Coming to Buenos Aires for six months has been a Good Thing.

Back in April in this “Faffing around” post I laid out some objectives for this visit – improve my tango and learn some Spanish. It has been a bit of a roller-coaster on the tango front. My dancing has changed, improved. I’m feeling much more relaxed and my confidence has stepped up a few levels.  It got dented and knocked down a bit more than once but has ended up higher than when I arrived. Taking part in el campeonato was a surprise. Finishing not in last place was a decent achievement but secondary to the confidence boost gained simply by participating. My appreciation and feeling for the music has improved although I’m still not very good at identifying a lot of the orchestras. I rather like Biagi these days. DÁrienzo is now the guy I leave the floor for. And the milonga tandas. Although I have danced a few, and did dance one including “la milonga que faltaba” with Jo, which was another one of my objectives.

I did go to a Spanglish meeting, wasn’t impressed and didn’t go back. More recently I signed up for a “Spanish para extranjeros” course at Instituto de Enseñanza Superior en Lenguas Vivas “Juan Ramón Fernández”. There’s a blog post coming about that. My vocabulary has expanded but it hasn’t reached 1800 words. The blog posts entirely in Spanish objective quietly fell by the wayside. I have managed to get by but simply haven’t worked hard enough to reach the level I would have liked to. I can live with that.

On the exercise front I joined a gym just a block and a half away and I’ve averaged two visits a week. There were some weeks when I went four and even five times, and some – like when Sam and Jo were here, when I didn’t go at all. Gym membership wasn’t in my original budget and something had to give to make room for it. I couldn’t cut accommodation, food or tango, so out went medical insurance. A risk but it worked out OK.
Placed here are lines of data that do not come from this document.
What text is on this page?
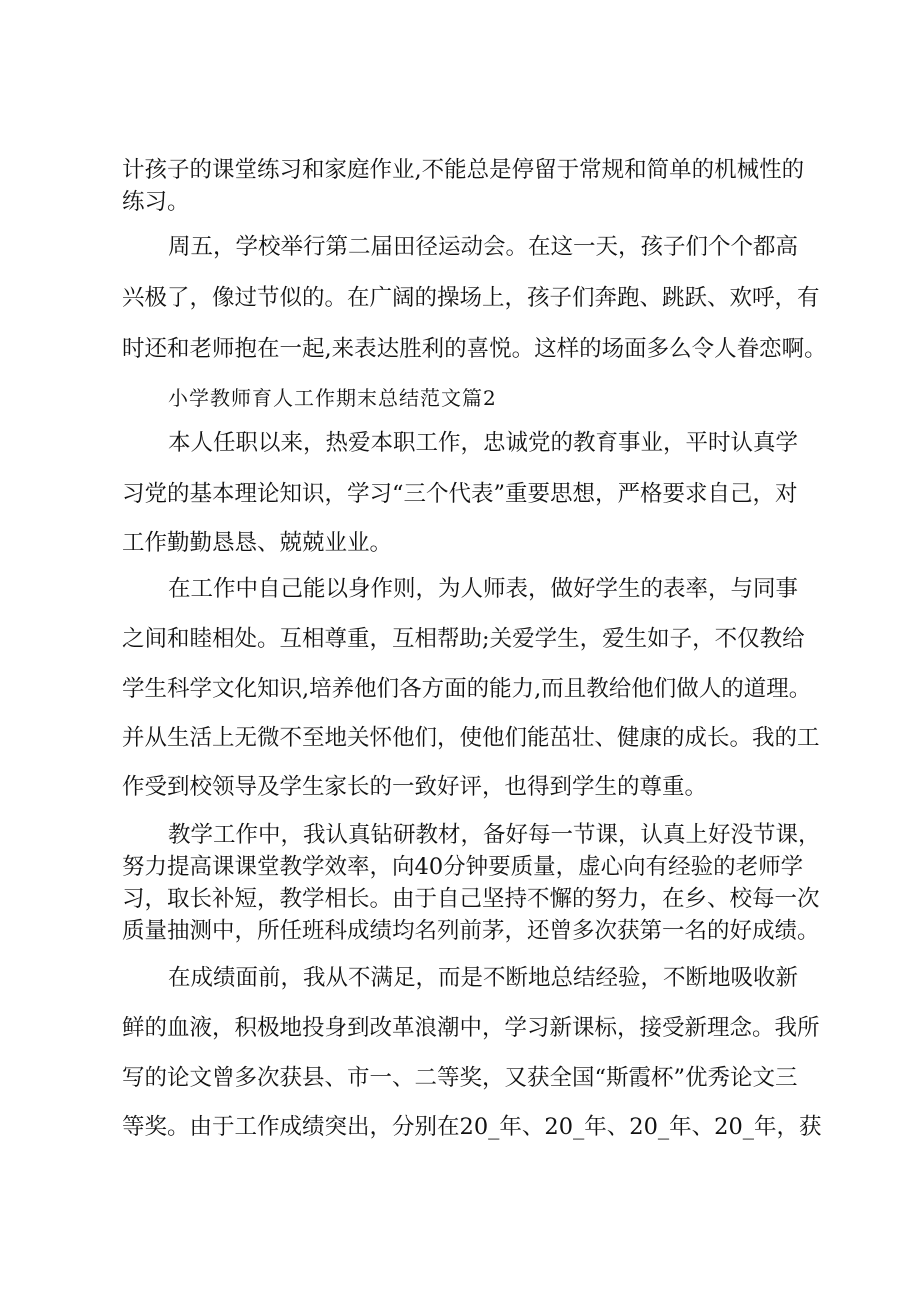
计孩子的课堂练习和家庭作业,不能总是停留于常规和简单的机械性的
练习。
周五，学校举行第二届田径运动会。在这一天，孩子们个个都高
兴极了，像过节似的。在广阔的操场上，孩子们奔跑、跳跃、欢呼，有
时还和老师抱在一起,来表达胜利的喜悦。这样的场面多么令人眷恋啊。
小学教师育人工作期末总结范文篇2
本人任职以来，热爱本职工作，忠诚党的教育事业，平时认真学
习党的基本理论知识，学习“三个代表”重要思想，严格要求自己，对
工作勤勤恳恳、兢兢业业。
在工作中自己能以身作则，为人师表，做好学生的表率，与同事
之间和睦相处。互相尊重，互相帮助;关爱学生，爱生如子，不仅教给
学生科学文化知识,培养他们各方面的能力,而且教给他们做人的道理。
并从生活上无微不至地关怀他们，使他们能茁壮、健康的成长。我的工
作受到校领导及学生家长的一致好评，也得到学生的尊重。
教学工作中，我认真钻研教材，备好每一节课，认真上好没节课，
努力提高课课堂教学效率，向40分钟要质量，虚心向有经验的老师学
习，取长补短，教学相长。由于自己坚持不懈的努力，在乡、校每一次
质量抽测中，所任班科成绩均名列前茅，还曾多次获第一名的好成绩。
在成绩面前，我从不满足，而是不断地总结经验，不断地吸收新
鲜的血液，积极地投身到改革浪潮中，学习新课标，接受新理念。我所
写的论文曾多次获县、市一、二等奖，又获全国“斯霞杯”优秀论文三
等奖。由于工作成绩突出，分别在20_年、20_年、20_年、20_年，获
I did a reasonable amount of sightseeing and took a lot of photos but didn’t venture outside of the city. Argentina is a huge country and I didn’t plan to visit anywhere outside of Buenos Aires before I arrived. The point of this trip was tango.  Everything else was secondary/optional/unimportant. I had a vague idea that I might go to Iguazu Falls but wasn’t prepared to pay to fly there, and wasn’t prepared to spend 16 hours on a bus each way. And I’ve seen plenty of other waterfalls. Iguazu might be bigger but they’re still just waterfalls and any photos wouldn’t really do them justice. The furthest I got from the city centre was an empanada cooking class in Adrogue.

I got to some milongas a fair way from the city centre including Sin Rumbo, Club Sunderland and La Baldosa. They were worth visiting once but too far to bother with on a short (say two week) visit or to go to more than once. Being a bit of a techie I kept a record of where I danced and when. In 174 nights I went to 141 milongas. Back in the UK and back at work it would probably take the best part of four years to go to that many milongas.
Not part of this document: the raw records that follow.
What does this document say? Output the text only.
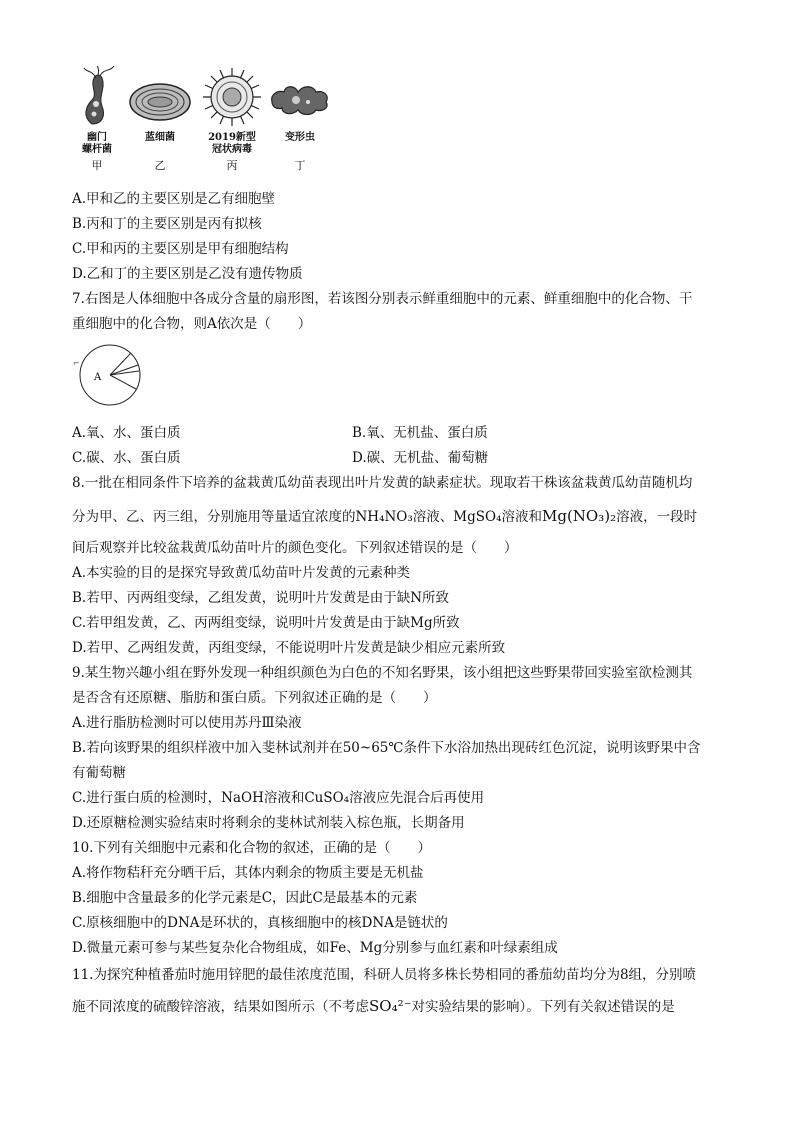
幽门
螺杆菌
甲
蓝细菌

乙
2019新型
冠状病毒
丙
变形虫

丁
A.甲和乙的主要区别是乙有细胞壁
B.丙和丁的主要区别是丙有拟核
C.甲和丙的主要区别是甲有细胞结构
D.乙和丁的主要区别是乙没有遗传物质
7.右图是人体细胞中各成分含量的扇形图，若该图分别表示鲜重细胞中的元素、鲜重细胞中的化合物、干
重细胞中的化合物，则A依次是（　　）
⌐
A
A.氧、水、蛋白质	B.氧、无机盐、蛋白质
C.碳、水、蛋白质	D.碳、无机盐、葡萄糖
8.一批在相同条件下培养的盆栽黄瓜幼苗表现出叶片发黄的缺素症状。现取若干株该盆栽黄瓜幼苗随机均
分为甲、乙、丙三组，分别施用等量适宜浓度的NH₄NO₃溶液、MgSO₄溶液和Mg(NO₃)₂溶液，一段时
间后观察并比较盆栽黄瓜幼苗叶片的颜色变化。下列叙述错误的是（　　）
A.本实验的目的是探究导致黄瓜幼苗叶片发黄的元素种类
B.若甲、丙两组变绿，乙组发黄，说明叶片发黄是由于缺N所致
C.若甲组发黄，乙、丙两组变绿，说明叶片发黄是由于缺Mg所致
D.若甲、乙两组发黄，丙组变绿，不能说明叶片发黄是缺少相应元素所致
9.某生物兴趣小组在野外发现一种组织颜色为白色的不知名野果，该小组把这些野果带回实验室欲检测其
是否含有还原糖、脂肪和蛋白质。下列叙述正确的是（　　）
A.进行脂肪检测时可以使用苏丹Ⅲ染液
B.若向该野果的组织样液中加入斐林试剂并在50~65℃条件下水浴加热出现砖红色沉淀，说明该野果中含
有葡萄糖
C.进行蛋白质的检测时，NaOH溶液和CuSO₄溶液应先混合后再使用
D.还原糖检测实验结束时将剩余的斐林试剂装入棕色瓶，长期备用
10.下列有关细胞中元素和化合物的叙述，正确的是（　　）
A.将作物秸秆充分晒干后，其体内剩余的物质主要是无机盐
B.细胞中含量最多的化学元素是C，因此C是最基本的元素
C.原核细胞中的DNA是环状的，真核细胞中的核DNA是链状的
D.微量元素可参与某些复杂化合物组成，如Fe、Mg分别参与血红素和叶绿素组成
11.为探究种植番茄时施用锌肥的最佳浓度范围，科研人员将多株长势相同的番茄幼苗均分为8组，分别喷
施不同浓度的硫酸锌溶液，结果如图所示（不考虑SO₄²⁻对实验结果的影响）。下列有关叙述错误的是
I read a lot of tango blogs and made lots of new international friends. Next time I’m in Sydney, Melbourne, Adelaide, Los Angeles, Seattle, Austin, Vancouver, Istanbul, Minneapolis, Marseille, Bergen, Denver, Napoli or Lecce among others I’ll have tango partners to look up. And next time I’m in Buenos Aires I’ll have Argentine and ex-pat friends to see and to dance with.

Yes, coming to Buenos Aires for six months has most definitely been a Good Thing.